Yizheng Chen,Rengan Xie,Qi Ye,Sen Yang,Zixuan Xie,Tianxiao Chen,Rong Li,Yuchi Huo
2024-01-29
Abstract:Reconstructing 3D objects from a single image is an intriguing but challenging problem. One promising solution is to utilize multi-view (MV) 3D reconstruction to fuse generated MV images into consistent 3D objects. However, the generated images usually suffer from inconsistent lighting, misaligned geometry, and sparse views, leading to poor reconstruction quality. To cope with these problems, we present a novel 3D reconstruction framework that leverages intrinsic decomposition guidance, transient-mono prior guidance, and view augmentation to cope with the three issues, respectively. Specifically, we first leverage to decouple the shading information from the generated images to reduce the impact of inconsistent lighting; then, we introduce mono prior with view-dependent transient encoding to enhance the reconstructed normal; and finally, we design a view augmentation fusion strategy that minimizes pixel-level loss in generated sparse views and semantic loss in augmented random views, resulting in view-consistent geometry and detailed textures. Our approach, therefore, enables the integration of a pre-trained MV image generator and a neural network-based volumetric signed distance function (SDF) representation for a single image to 3D object reconstruction.

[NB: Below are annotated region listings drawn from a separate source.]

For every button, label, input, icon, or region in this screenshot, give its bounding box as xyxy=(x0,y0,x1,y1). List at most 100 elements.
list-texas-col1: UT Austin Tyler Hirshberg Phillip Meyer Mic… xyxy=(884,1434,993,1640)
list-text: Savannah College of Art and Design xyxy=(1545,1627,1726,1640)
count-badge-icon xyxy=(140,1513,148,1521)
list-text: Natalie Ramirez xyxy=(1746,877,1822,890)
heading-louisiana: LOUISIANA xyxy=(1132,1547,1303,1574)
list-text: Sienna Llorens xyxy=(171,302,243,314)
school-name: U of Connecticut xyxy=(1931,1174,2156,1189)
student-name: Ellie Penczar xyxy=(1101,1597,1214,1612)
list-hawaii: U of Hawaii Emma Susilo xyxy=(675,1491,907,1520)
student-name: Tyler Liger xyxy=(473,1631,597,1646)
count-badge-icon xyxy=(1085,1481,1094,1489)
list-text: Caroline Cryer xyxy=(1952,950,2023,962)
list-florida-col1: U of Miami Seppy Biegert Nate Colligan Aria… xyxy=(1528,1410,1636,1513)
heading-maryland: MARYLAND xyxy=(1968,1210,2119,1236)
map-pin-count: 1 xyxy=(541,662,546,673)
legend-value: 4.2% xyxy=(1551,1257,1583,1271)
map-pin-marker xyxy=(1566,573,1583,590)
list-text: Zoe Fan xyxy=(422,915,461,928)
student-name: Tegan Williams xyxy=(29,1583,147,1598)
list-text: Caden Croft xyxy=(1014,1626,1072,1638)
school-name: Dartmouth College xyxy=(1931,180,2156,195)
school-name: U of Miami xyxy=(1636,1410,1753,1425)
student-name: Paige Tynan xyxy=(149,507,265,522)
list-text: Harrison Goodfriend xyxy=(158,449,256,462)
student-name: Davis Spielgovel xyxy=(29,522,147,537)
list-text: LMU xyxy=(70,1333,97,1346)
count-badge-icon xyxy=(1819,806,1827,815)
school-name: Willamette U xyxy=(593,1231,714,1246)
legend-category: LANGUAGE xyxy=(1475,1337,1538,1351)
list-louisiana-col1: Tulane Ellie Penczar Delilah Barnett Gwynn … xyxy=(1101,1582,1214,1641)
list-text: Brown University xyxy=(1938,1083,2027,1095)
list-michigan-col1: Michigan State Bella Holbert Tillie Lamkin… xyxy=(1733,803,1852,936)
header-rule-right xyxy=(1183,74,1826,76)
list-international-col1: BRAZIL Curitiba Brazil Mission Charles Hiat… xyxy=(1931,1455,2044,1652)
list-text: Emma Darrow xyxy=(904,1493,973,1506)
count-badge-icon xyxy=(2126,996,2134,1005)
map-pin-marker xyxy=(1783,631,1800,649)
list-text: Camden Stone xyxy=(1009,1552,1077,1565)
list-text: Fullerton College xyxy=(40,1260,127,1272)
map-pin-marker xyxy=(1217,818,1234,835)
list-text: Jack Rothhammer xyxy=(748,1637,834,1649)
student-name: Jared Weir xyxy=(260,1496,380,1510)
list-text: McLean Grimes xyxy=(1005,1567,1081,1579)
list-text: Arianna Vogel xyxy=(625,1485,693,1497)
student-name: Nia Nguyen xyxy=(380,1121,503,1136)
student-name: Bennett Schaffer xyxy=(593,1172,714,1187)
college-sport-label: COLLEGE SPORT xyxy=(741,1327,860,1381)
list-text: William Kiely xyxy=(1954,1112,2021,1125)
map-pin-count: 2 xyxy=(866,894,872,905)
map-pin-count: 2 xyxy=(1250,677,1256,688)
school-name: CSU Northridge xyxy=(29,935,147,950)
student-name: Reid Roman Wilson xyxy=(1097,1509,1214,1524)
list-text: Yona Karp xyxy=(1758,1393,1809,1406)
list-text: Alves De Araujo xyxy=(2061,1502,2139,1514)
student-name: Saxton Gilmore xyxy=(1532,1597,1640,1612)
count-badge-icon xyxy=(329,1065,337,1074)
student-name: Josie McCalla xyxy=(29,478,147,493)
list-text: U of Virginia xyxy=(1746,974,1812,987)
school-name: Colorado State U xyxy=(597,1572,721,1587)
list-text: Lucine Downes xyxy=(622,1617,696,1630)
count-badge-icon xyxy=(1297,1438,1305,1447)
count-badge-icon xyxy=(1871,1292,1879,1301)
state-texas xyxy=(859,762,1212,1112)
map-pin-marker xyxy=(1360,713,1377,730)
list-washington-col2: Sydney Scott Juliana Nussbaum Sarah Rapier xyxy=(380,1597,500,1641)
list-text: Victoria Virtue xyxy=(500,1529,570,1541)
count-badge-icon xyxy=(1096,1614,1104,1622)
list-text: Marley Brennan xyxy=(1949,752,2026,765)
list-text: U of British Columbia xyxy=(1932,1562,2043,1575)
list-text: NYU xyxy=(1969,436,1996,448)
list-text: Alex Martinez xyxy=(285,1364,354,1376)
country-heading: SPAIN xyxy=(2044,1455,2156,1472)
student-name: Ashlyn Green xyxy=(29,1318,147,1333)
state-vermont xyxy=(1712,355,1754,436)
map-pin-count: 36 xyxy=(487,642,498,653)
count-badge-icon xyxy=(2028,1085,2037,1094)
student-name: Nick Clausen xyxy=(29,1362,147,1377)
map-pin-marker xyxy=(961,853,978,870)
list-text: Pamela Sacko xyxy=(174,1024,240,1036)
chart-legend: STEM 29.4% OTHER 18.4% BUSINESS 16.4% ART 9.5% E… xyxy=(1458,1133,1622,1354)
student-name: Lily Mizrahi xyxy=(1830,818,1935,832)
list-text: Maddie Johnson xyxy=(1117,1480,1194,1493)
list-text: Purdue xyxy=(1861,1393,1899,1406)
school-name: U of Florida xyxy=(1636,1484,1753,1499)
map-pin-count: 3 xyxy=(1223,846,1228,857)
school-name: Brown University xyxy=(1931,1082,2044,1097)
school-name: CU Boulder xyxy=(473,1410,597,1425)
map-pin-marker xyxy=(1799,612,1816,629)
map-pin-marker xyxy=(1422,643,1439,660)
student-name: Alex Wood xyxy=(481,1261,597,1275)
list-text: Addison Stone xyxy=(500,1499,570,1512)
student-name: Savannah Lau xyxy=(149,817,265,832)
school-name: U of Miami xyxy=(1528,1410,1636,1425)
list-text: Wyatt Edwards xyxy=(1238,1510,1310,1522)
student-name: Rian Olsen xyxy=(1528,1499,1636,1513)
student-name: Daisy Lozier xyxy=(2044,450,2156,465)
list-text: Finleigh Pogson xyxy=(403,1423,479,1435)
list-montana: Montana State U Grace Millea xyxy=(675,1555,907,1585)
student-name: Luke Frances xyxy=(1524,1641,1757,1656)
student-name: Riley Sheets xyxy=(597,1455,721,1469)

We evaluate our framework on various datasets and demonstrate its superior performance in both quantitative and qualitative assessments, signifying a significant advancement in 3D object reconstruction. Compared with the latest state-of-the-art method Syncdreamer~\cite{liu2023syncdreamer}, we reduce the Chamfer Distance error by about 36\% and improve PSNR by about 30\% .
Computer Vision and Pattern Recognition
What problem does this paper attempt to address?
This paper focuses on how to reconstruct accurate 3D objects from imperfect 2D generated images. Existing multi-view 3D reconstruction methods often encounter problems such as inconsistent lighting, geometric misalignment, and sparse views when dealing with images generated by generative models, resulting in a decrease in reconstruction quality. To address these issues, the paper proposes a new 3D reconstruction framework that uses intrinsic decomposition guidance, single-frame transient normal priors, and view enhancement to solve these three problems respectively. Specifically, they first reduce the impact of inconsistent lighting by decoupling the shadow information. Then they introduce view-dependent transient encoding to enhance the reconstruction of normals. Finally, they design a view enhancement fusion strategy to reduce pixel-level loss and semantic loss in sparse and random views, thus achieving view-consistent geometric shapes and detailed textures. By combining a pretrained multi-view image generator with a neural network-based voxel SDF representation, the paper improves the performance of reconstructing 3D objects from single images, texts, or other input conditions. Experimental results show that their method outperforms existing techniques on multiple datasets, significantly reducing Chamfer Distance errors and improving Peak Signal-to-Noise Ratio (PSNR). In conclusion, the main contributions of the paper are as follows: 1. Proposing a multi-view 3D reconstruction method for imperfect generated images, which can be easily applied to 3D generation based on 2D image generation. 2. Introducing intrinsic decomposition technology to address inconsistent lighting, improve reconstruction quality, and obtain reflection components. 3. Improving the geometric details and consistency of 3D object generation through the use of normal prior models and single-frame transient geometry encoding. 4. Innovating the view enhancement scheme, generating semantic guidance through densely sampled random views to alleviate the problem of insufficient supervision caused by sparse views.